Migrants Evicted From Calais Site, Leaving Behind Massive Rubbish Dump And Clean-up Bill

REUTERS/Pascal Rossignol
REUTERS/Pascal Rossignol

Migrants have been moved out of an illegal camp near Calais known as ‘The Jungle 2’, leaving behind mountains of rubbish and detritus including burned out beer cans, filthy sleeping bags and discarded clothing. The cost of the clean-up operation is expected to run into thousands of pounds, whilst the estimated 2,000 migrants have been moved into a brand new purpose-built centre just half a mile away.

The migrants, all of whom are attempting to make the jump across the Channel, have been sleeping on the site, a former sports hall for factory workers for the past few years. It replaced the original ‘Jungle’, which was demolished in 2009 in the hope that the migrants would move on.

The original Jungle was itself set up after the demolition of the original Sangette, a refugee camp outside Calais, which had been the springboard for entry into the UK for up to 60,000 illegal migrants. In an effort to deal with the problem of illegal immigration the camp was dismantled in 2002 and the British border moved onto French soil. Still the migrants continued to come.

The jungle is notoriously brutal: in 2008 a British journalism student was raped there. Yet some current dwellers have refused to be move, arguing that it provided them with shelter. Tifa Hussan, a 28-year-old computer graduate from Sudan, who has lived at the site since December told the Daily Mail: “The police told us about a month ago that we all had to move to the new camp. Most people left within the last week, but I am going to stay. This is my home. I don’t want to move. They can beat me. I am not afraid of them.

“I want to go England and find a job. It is a good place. I have friends who have gone there and I want to join them.”

The migrants are being moved to a ‘New Sangette’, a refugee centre which provides beds, showers, toilets, a laundry service and medical facilities for migrant women. Men are only allowed in during the day time, but most have set up tents just outside the centre, on the dunes of the Calais coastline.

The new camp is just a few minutes walk from the main road where migrants daily attempt to climb aboard lorries bound for England unseen. Legal advice for migrants who want to apply for asylum in the UK will also be provided at the site, which will cost £6 million a year in total to run. Half of that money is being provided by a special grant from the EU which all member states, including Britain, will contribute to. The remaining £3 million is being borne by the French government.

Yesterday, workmen from the local municipality were still preparing the site, including building a brand new access road.

But the migrants are not happy. Zakir, a 32-year-old from Afghanistan, said: “No one wanted to move but the police want us all on one site so they can keep a close eye on us. This is not a good place. There is no drinking water or shelter from the wind. At least at our old camp we could keep out of the wind, were able to get water. We have nothing here.”

The French population is also unhappy with the situation, asking why the British are not doing more to deal with what they see as a British problem.

In an interview with the Council of Europe’s Journal, published on Monday, Natacha Bouchart, the Mayor of Calais slammed the UK for not getting fully involved in the European project and thus leaving the migrant problem to her city.

“A country cannot remain both in and out of Europe, creating problems but providing no compensation and no support to local authorities such as mine and others, which are left alone to assume huge responsibilities,” she said.

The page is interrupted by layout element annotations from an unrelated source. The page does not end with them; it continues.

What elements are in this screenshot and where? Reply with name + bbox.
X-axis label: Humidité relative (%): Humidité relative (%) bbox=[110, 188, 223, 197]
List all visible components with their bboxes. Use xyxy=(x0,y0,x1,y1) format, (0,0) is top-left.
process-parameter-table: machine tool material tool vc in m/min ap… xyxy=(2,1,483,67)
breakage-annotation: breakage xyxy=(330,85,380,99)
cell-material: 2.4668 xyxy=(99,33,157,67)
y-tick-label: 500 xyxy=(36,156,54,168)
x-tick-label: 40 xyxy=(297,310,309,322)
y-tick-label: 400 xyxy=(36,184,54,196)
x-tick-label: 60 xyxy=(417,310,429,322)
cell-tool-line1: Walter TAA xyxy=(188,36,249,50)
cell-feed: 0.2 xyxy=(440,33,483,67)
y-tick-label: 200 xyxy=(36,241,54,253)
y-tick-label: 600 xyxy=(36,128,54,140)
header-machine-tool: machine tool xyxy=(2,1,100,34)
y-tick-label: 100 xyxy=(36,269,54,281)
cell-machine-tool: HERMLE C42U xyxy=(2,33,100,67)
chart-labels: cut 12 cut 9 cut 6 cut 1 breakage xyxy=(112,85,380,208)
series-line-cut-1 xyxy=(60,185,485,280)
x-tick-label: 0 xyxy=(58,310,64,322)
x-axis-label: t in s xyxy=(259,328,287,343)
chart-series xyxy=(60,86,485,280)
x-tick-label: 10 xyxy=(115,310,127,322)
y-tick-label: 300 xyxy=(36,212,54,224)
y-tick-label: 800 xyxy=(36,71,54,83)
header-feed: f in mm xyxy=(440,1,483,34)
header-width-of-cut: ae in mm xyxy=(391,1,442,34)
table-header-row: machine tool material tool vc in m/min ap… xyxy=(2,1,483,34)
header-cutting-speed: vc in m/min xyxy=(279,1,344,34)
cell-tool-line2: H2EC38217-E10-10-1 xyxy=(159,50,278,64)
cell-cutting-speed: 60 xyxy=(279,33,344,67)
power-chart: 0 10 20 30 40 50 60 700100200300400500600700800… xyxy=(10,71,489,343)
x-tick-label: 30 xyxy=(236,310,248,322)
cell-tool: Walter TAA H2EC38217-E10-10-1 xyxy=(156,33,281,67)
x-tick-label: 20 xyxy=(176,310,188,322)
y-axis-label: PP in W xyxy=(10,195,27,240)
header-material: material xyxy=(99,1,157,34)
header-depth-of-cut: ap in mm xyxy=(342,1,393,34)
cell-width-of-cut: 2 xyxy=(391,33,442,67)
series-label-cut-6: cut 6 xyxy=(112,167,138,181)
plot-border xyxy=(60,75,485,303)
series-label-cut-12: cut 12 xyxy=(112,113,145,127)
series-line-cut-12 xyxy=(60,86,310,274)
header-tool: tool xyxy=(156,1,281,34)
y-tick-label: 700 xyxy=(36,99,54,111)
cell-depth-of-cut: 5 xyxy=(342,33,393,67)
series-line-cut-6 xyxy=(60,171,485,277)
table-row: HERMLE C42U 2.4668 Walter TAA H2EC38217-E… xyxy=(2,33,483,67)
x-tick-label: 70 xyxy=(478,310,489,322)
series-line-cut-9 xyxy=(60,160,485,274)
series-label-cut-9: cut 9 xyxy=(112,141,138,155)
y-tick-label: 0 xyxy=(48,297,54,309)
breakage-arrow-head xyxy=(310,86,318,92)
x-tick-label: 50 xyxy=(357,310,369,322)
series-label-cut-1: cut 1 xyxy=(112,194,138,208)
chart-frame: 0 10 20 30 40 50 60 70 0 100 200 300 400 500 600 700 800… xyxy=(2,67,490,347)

“The city of Calais has to deal with the problems caused by an EU country that has not adopted the EU rules contained in the Schengen agreement.”

“The UK is not really interested since border controls take place on French soil. It provides no support to the city of Calais, nor to the local population, and it leaves the mayor of Calais to manage the problem without financial assistance. It’s truly an enormous responsibility and hugely difficult for me personally as mayor of a town of 75,000 inhabitants,” she added.

Bouchart has previously attacked Britain for being a soft touch when it comes to immigration, giving the impression that the UK is “an El Dorado” for immigrants. She renewed her attack in the interview, saying “There are no ID cards. They can easily find work outside the formal economy, which is not really controlled. They can get social welfare support that doesn’t exist in other countries.”

Her deputy mayor Philippe Mignonet has in the past called for the border to be moved back to the UK as the ultimate destination of the migrants. Last August he said “We are suffering in Calais. Calais is a city, not a country. We are suffering by having the English border on its territory.”

“We have to renegotiate the agreements whereby the English border is in Calais, so that the English border is moved back to Dover.

“That will not happen tomorrow, of course. But as a trial, David Cameron could move the border back to Dover to see what we are up against, and to see it is not so easy to tell us to do this or that.”

Yesterday he reiterated his wish to see the border moved back across the Channel, telling the Mail: “I speak to a lot of the migrants, and when I see them, I wish them good luck – I tell them I hope they succeed. They have a dream.

“I am fed up every morning to see the news, that it is Calais’ problem, that we are responsible. The English are hypocrites, their destination is not Calais, it’s England. The answer is to move the border back to England.”

“Why is David Cameron not coming to Calais? Why? I know he is a busy man but I am sure someone in his government has told him many times what is happening here.”